Luna’s building is across the street from Urban Ore, a block from Berkeley Bowl West and KALA Art Institute, and near the 580 freeway. It is the perfect property for us! Roomy enough now with space to grow, since the building also came with a restaurant tenant. The entire three-floor building is 9,910 square feet. After moving nine times in 31 years—I am grateful we will have a place to call home, a place where children, families, artists, and teachers can come to belong in a thriving learning community centered on the art of dance. Once the renovations are complete we will have two large dance studios, a library, offices for Luna staff and teaching artists in residency, a creativity research center on the top floor, and an elevator.
Last year at this time, we launched a successful advocacy campaign, requesting $150K from the City of Berkeley to support ADA access. An elevator, accessible restrooms, and ramps to the dance studios are all part of the architectural designs for this space. We continue to be grateful to the city council members who approved our request, and to all of you in our community who wrote letters, sent emails, and showed up at a multitude of meetings until the final budget request was approved on June 28, 2022. Installing an elevator is a gargantuan project. Never in my wildest dream when I began my career as a dancer 30 years ago did I imagine I would be considering elevator design, the cost of elevator installation (approximately $250K), and the structural relationship between the elevator, elevator room, and the roof of a building.

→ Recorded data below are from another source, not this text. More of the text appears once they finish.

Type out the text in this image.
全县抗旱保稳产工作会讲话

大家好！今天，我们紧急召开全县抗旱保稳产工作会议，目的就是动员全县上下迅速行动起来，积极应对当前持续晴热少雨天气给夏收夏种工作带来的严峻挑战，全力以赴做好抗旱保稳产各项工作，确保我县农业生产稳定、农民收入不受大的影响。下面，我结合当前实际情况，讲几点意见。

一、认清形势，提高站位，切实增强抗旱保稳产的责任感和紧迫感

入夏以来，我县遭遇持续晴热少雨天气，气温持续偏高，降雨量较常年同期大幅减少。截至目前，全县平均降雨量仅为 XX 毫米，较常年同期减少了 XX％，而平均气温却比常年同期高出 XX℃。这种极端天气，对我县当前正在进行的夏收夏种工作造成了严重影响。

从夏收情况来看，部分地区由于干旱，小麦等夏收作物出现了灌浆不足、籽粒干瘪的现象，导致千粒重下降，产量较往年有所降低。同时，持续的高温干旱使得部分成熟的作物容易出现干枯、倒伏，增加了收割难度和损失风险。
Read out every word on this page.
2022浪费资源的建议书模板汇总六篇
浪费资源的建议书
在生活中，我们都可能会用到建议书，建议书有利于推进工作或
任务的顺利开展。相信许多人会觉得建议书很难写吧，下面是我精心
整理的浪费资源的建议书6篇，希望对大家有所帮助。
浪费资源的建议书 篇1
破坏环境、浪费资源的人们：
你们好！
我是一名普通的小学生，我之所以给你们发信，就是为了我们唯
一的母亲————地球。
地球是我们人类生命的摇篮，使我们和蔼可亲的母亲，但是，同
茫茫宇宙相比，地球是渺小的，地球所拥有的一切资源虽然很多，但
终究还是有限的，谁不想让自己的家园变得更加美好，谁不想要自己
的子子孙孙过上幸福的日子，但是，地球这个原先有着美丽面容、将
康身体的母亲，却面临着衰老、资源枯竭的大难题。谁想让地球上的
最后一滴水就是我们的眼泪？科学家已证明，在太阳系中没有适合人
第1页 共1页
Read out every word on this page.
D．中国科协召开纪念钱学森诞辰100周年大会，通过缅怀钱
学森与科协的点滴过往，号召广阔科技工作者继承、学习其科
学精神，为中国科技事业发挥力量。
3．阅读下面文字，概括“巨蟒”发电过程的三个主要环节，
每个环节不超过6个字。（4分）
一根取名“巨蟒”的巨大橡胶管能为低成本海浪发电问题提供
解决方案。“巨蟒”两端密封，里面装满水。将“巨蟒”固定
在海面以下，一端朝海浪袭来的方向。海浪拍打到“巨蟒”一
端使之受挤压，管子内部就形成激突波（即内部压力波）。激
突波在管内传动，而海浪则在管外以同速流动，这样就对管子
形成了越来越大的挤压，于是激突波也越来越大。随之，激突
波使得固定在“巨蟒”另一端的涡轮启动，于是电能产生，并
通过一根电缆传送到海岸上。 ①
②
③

As we renovate Luna’s forever home, there are times when it can seem a bit daunting, especially since renovating a building of this magnitude and financing a project of this size is new and unchartered territory for me. However, when I envision in my mind’s eye–children and families laughing and dancing in one studio; a rehearsal in full progress in another studio; teachers in our creativity research center engaged in honest conversations about equity and dance pedagogy; friends old and new greeting each other, collaborating and connecting in this dance space Luna is manifesting—I am less daunted. I am inspired by what I see, and by the potential of what will be created with and by the community in this dance space.
We are in the process of having architectural plans approved by the city this spring, and then construction will commence. While we are under construction, come dance with us at a pop-up family dance class; or if you are an artist or teacher attend a professional learning activity or use these curricular resources. We plan to open to the public at the end of this year. I look forward to dancing with you at our grand opening.